2. Beyer argues the prosecutor committed misconduct in cross-examining Beyer and during closing argument. By failing to object to prosecutorial misconduct during trial, the defendant "is deemed to have forfeited his right to have the issue considered on appeal." State v. Gunn, 299 N.W.2d 137, 138 (Minn. 1980). The reviewing court, however, can reverse, notwithstanding the failure to preserve the issue, if the court deems the error sufficient to do so. Id. This court will not reverse a conviction based on prosecutorial misconduct if the error was harmless. State v. Caron, 300 Minn. 123, 127-28, 218 N.W.2d 197, 200 (1974).

Beyer argues the prosecutor committed misconduct by asking whether he used to drink and whether he had been an alcoholic until the early 1980s. The state argues Beyer placed his character in issue by presenting evidence that he formerly worked as a deputy sheriff, thus, implying that he was the type of person who arrested persons for DWI, not the type of person who would commit the offense. Evidence about a defendant's character or character trait is admissible to rebut an assertion made by the defendant about a relevant character trait. Minn. R. Evid. 404(a)(1); see also United States v. Dahlin, 734 F.2d 393, 395 (8th Cir. 1984) (when defendant's alibi put at issue his reliability, responsibility, and family devotion, prosecutor entitled to ask, to a limited extent, about defendant's role in family fights and his drug dependency). Even if the questions were improper, the error was harmless. The questions were limited and did not indicate that Beyer had been drinking recently, and there was considerable evidence of Beyer's guilt.

Beyer also claims the prosecutor committed misconduct by asking Beyer about whether the officers were lying when they said Beyer admitted having something to drink and whether Gaul was lying when he said he read the entire implied consent advisory to Beyer. Assuming these questions were improper, the error was harmless. Cf. State v. Gaitan, 536 N.W.2d 11, 17 (Minn. 1995) (when defendant did not object to prosecutor asking defendant a number of times if witnesses whose testimony was contradictory to defendant's were lying, alleged prosecutorial misconduct was not basis for new trial).

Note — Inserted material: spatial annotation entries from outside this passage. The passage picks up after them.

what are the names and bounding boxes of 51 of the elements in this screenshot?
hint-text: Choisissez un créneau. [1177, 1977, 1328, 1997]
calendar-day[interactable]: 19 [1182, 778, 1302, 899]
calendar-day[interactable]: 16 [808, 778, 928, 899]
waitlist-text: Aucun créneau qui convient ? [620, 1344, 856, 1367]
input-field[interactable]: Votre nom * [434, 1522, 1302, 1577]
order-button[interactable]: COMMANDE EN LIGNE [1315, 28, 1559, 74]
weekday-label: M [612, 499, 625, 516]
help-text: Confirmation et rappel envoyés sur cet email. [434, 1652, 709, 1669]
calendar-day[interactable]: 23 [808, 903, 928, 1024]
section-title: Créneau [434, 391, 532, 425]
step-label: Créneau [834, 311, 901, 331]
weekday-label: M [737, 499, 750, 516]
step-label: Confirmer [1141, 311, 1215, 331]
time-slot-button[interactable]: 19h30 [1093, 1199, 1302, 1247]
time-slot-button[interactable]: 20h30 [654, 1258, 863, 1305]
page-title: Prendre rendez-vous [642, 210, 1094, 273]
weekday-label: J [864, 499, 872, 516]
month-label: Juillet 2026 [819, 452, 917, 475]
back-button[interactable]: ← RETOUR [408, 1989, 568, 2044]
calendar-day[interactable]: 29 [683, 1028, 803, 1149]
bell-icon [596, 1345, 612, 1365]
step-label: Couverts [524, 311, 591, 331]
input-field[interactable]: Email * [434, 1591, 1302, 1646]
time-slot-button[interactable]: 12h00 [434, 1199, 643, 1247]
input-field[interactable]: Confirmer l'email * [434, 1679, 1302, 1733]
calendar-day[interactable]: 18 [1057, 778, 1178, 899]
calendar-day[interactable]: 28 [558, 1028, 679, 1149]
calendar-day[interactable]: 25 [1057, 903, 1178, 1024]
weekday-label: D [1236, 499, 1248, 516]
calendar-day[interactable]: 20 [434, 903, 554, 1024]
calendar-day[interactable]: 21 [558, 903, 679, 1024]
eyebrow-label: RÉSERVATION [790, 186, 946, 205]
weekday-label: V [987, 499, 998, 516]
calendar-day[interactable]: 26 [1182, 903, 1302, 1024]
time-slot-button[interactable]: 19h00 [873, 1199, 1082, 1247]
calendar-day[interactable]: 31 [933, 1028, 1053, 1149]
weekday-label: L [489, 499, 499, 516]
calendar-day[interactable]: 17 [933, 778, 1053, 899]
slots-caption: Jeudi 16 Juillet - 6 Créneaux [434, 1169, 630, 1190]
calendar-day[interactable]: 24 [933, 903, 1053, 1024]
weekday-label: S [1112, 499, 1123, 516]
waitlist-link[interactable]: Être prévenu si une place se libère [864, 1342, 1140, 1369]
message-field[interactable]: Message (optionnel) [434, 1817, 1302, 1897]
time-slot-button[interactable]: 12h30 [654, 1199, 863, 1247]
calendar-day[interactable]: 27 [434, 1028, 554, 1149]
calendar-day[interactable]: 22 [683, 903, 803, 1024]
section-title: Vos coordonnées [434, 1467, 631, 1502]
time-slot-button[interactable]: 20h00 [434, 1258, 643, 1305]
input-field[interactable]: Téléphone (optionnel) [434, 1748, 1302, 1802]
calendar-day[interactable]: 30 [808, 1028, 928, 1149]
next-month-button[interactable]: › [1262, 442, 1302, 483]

Beyer finally argues the prosecutor committed misconduct by stating during closing argument:

Ask yourself if Mr. Beyer's story makes sense, and ask yourself if it's believable and fundamentally ask yourselves why three officers of the Worthington Police Department, and a civilian E.M.T. who are sworn to uphold the law in this community would, would lie and do these things and know that this would come to fruition. This is the unfortunate reality in the climate that we live today that increasingly it seems that police officers, due to a few highly publicized cases that, you know, shoot the messenger seems to be the response. Officers have a tough job and they deal with tough people. Mr. Beyer is a tough person. He had a bad night. He is guilty of DWI and refusal * * *.

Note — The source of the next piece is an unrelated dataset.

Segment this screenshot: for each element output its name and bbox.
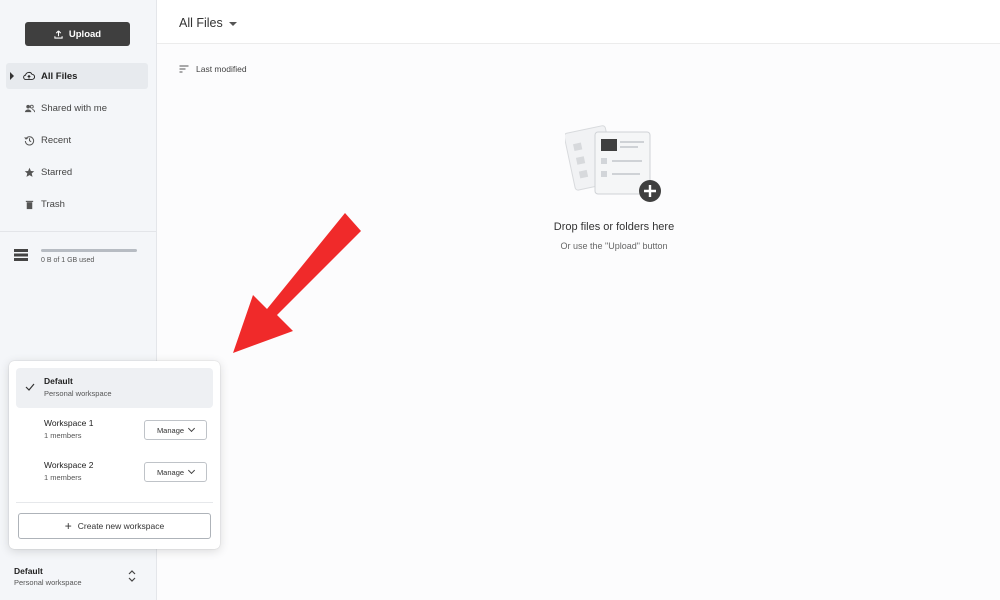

This argument was not egregious enough to warrant reversal. See State v. Ture, 353 N.W.2d 502, 516-17 (Minn. 1984) (prosecutor's argument endorsing credibility of state's witnesses and injecting personal opinion about defendant's credibility was improper but not egregious enough to justify new trial when defendant did not object to argument during trial).

Even considering the cumulative effect of the claimed prosecutorial misconduct, Beyer is not entitled to a new trial given the evidence of his guilt. See Gaitan, 536 N.W.2d at 16-17 (affirming conviction when defendant alleged prosecutor committed misconduct in questioning state's witnesses, asking defendant if other witnesses were lying, and stating during closing argument that defendant had lied, but defendant did not object to most of alleged misconduct during trial).


[ ]* Retired judge of the Minnesota Court of Appeals, serving by appointment pursuant to Minn. Const. art. VI, § 10.